Phase III: Full Weight-Bearing and Functional Restoration (Weeks 12 to 24+)
By 10 to 12 weeks, assuming radiographic consolidation of the fracture, patients are cleared for full weight-bearing (FWB) as tolerated. The focus of physical therapy shifts towards aggressive muscular strengthening, proprioceptive retraining, and functional restoration. Advanced balance exercises, stationary cycling, and progressive resistance training are incorporated. Return to high-impact sports or heavy manual labor is generally not permitted until 6 to 9 months postoperatively, and only after the patient demonstrates symmetrical quadriceps strength and dynamic stability on functional testing. Patients must be counseled that maximal medical improvement frequently takes up to 12 to 18 months, and some degree of residual stiffness or aching is common.
Summary of Landmark Literature and Clinical Guidelines
The evolution of tibial plateau fracture management is deeply rooted in landmark orthopedic literature and continuously refined clinical guidelines. Historically, the Schatzker classification system, introduced in 1979, provided the foundational framework for understanding these fractures based on two-dimensional radiographic patterns. Schatzker divided the fractures into six types, guiding the initial surgical approach (Types I-III lateral, Type IV medial, Types V-VI bicondylar). However, as high-resolution CT imaging became ubiquitous, the limitations of the Schatzker system in addressing complex, multi-planar comminution became apparent.
To address this, Luo et al. (2010) introduced the CT-based Three-Column Concept, a paradigm-shifting classification that divides the tibial plateau into lateral, medial, and posterior columns. This conceptual framework revolutionized preoperative planning, explicitly highlighting the frequency and importance of the posterior coronal shear fragment (the posterior column), which is often missed on plain radiographs and cannot be adequately stabilized through traditional anterior approaches. The Three-Column Concept dictates that fixation must be customized to address each involved column independently, leading to the widespread adoption of posteromedial and posterolateral approaches.
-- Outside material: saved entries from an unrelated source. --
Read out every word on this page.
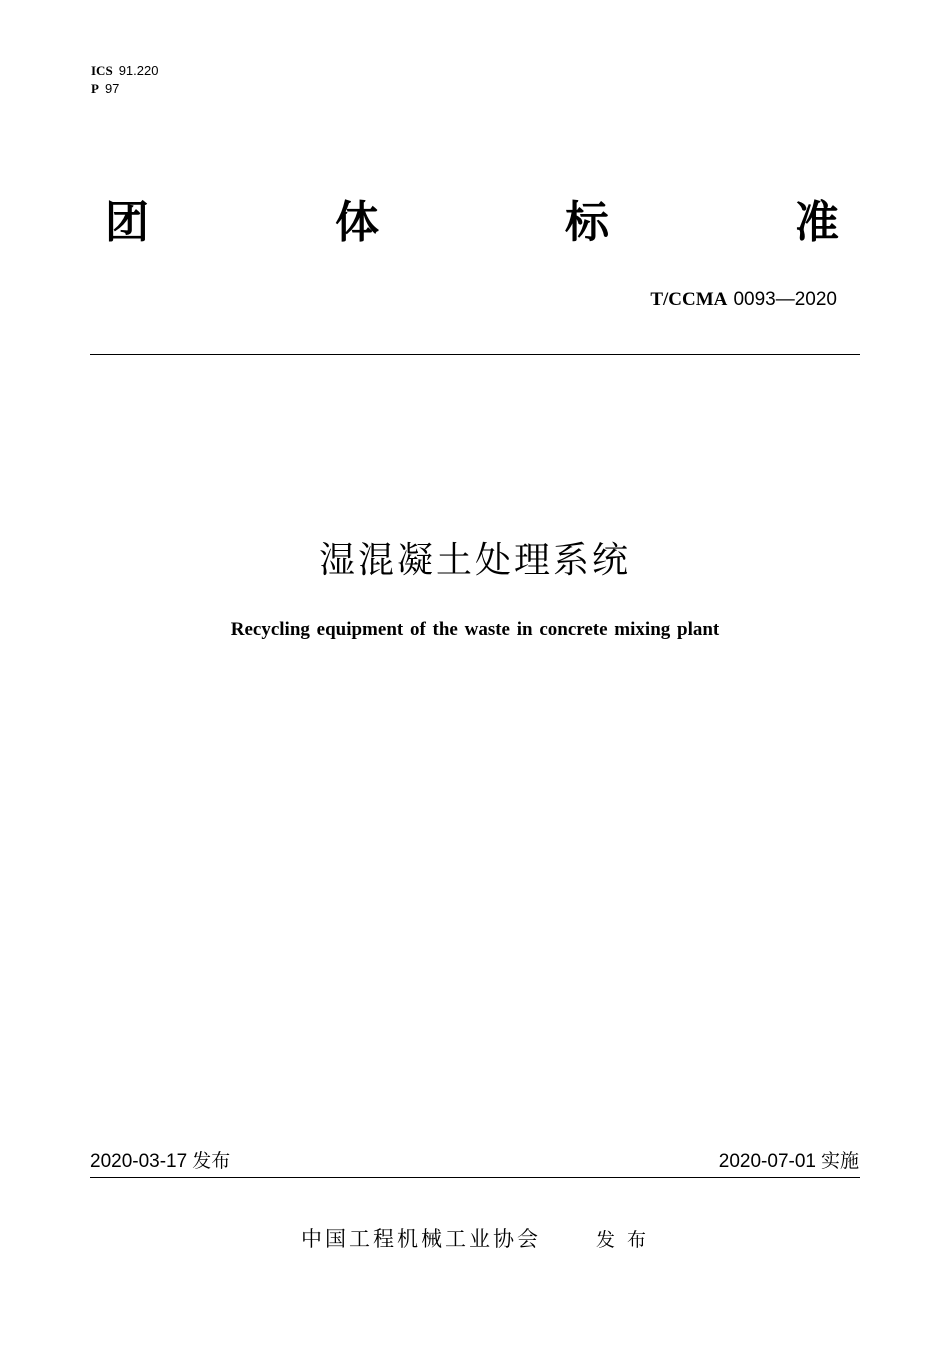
ICS 91.220
P 97
团	体	标	准
T/CCMA 0093—2020
湿混凝土处理系统
Recycling equipment of the waste in concrete mixing plant
2020-03-17 发布	2020-07-01 实施
中国工程机械工业协会	发布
Furthermore, the timing and strategy of soft tissue management have been profoundly influenced by the work of Egol et al. and the Canadian Orthopaedic Trauma Society (COTS). The COTS multicenter randomized controlled trial (Moore et al.) comparing dual plating to circular external fixation for severe bicondylar fractures demonstrated that while both techniques yield similar long-term functional outcomes, dual plating through a single extensile incision carried an unacceptably high rate of deep infection. This landmark study cemented the modern standard of care: utilizing a staged "span, scan, and plan" protocol with delayed, dual-incision ORIF or fine-wire circular fixation to respect the compromised soft tissue envelope and minimize catastrophic postoperative complications.